Balsam will be hosted by K-State's NIH-funded COBRE Center for Cognitive and Neurobiological Approaches to Plasticity, or CNAP, as part of the center's colloquium series. This series is designed for specialists and non-specialists alike and invites leading experts to cover topics related to neural plasticity — the changing brain. The K-State community is invited to join us to expand their knowledge of neuroplasticity and brain function.

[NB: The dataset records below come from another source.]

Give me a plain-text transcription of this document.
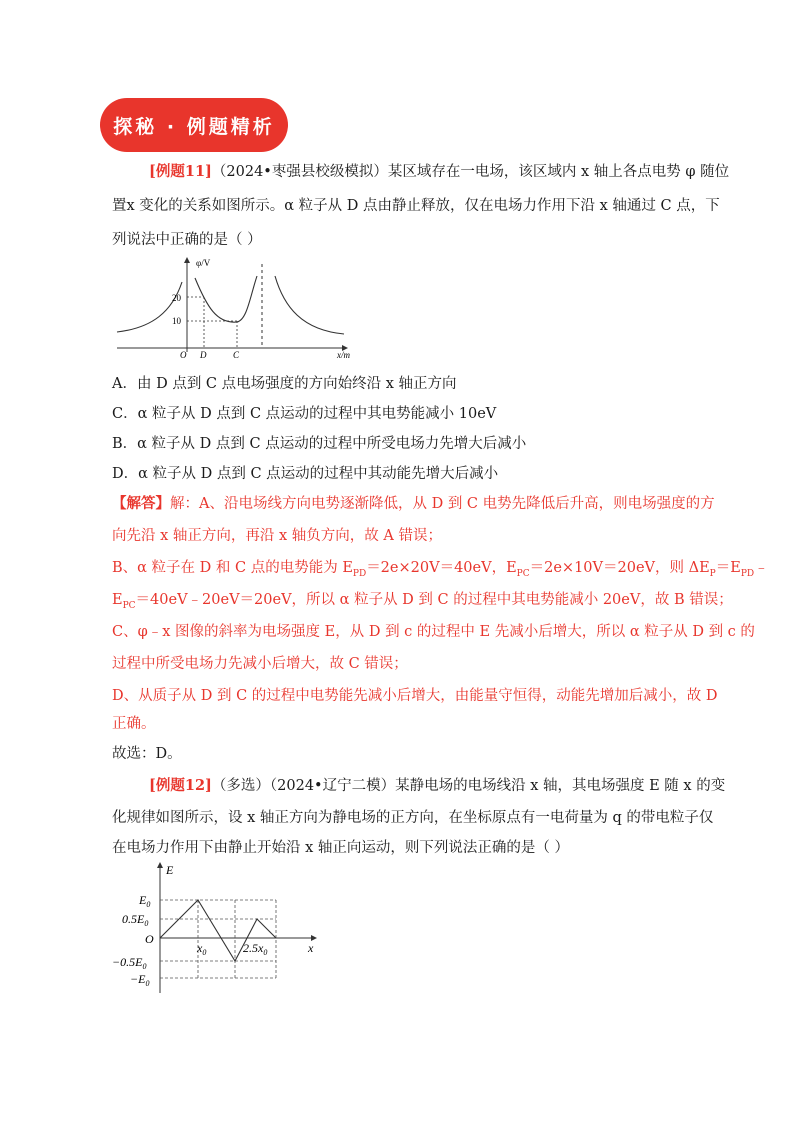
探秘 · 例题精析
[例题11]（2024•枣强县校级模拟）某区域存在一电场，该区域内 x 轴上各点电势 φ 随位
置x 变化的关系如图所示。α 粒子从 D 点由静止释放，仅在电场力作用下沿 x 轴通过 C 点，下
列说法中正确的是（ ）
φ/V
20
10
O D	C	x/m
A．由 D 点到 C 点电场强度的方向始终沿 x 轴正方向
C．α 粒子从 D 点到 C 点运动的过程中其电势能减小 10eV
B．α 粒子从 D 点到 C 点运动的过程中所受电场力先增大后减小
D．α 粒子从 D 点到 C 点运动的过程中其动能先增大后减小
【解答】解：A、沿电场线方向电势逐渐降低，从 D 到 C 电势先降低后升高，则电场强度的方
向先沿 x 轴正方向，再沿 x 轴负方向，故 A 错误；
B、α 粒子在 D 和 C 点的电势能为 $E_{PD}=2e\times 20V=40eV$，$E_{PC}=2e\times 10V=20eV$，则 $\Delta E_P=E_{PD}﹣$
$E_{PC}=40eV﹣20eV=20eV$，所以 α 粒子从 D 到 C 的过程中其电势能减小 20eV，故 B 错误；
C、φ﹣x 图像的斜率为电场强度 E，从 D 到 c 的过程中 E 先减小后增大，所以 α 粒子从 D 到 c 的
过程中所受电场力先减小后增大，故 C 错误；
D、从质子从 D 到 C 的过程中电势能先减小后增大，由能量守恒得，动能先增加后减小，故 D
正确。
故选：D。
[例题12]（多选）（2024•辽宁二模）某静电场的电场线沿 x 轴，其电场强度 E 随 x 的变
化规律如图所示，设 x 轴正方向为静电场的正方向，在坐标原点有一电荷量为 q 的带电粒子仅
在电场力作用下由静止开始沿 x 轴正向运动，则下列说法正确的是（ ）
E
x
O
$E_0$
$0.5E_0$
$-0.5E_0$
$-E_0$
$x_0$	$2.5x_0$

Balsam summarizes his upcoming talk as follows: All thought and behavior is organized in time. Everything from picking up a glass of water to anticipating meeting a friend to the daily rhythms of eating and sleeping rely on timed signals from the body and brain that convey information about the right time for a particular action. The brain has a mechanism for organizing the temporal structure of our actions and physiology on scales ranging from milliseconds to days. Like the air we breathe, time is often not in our awareness, but it is the infrastructure for all our everyday functions. When these mechanisms become disordered and cannot be properly used to guide behavior, it can contribute to the symptoms of psychiatric disorders such as schizophrenia, mood disorders and substance abuse. Our recent work has focused on how the dopamine system guides the anticipation that underlies motivated action, and this work is used to illustrate how basic research can suggest new treatment strategies.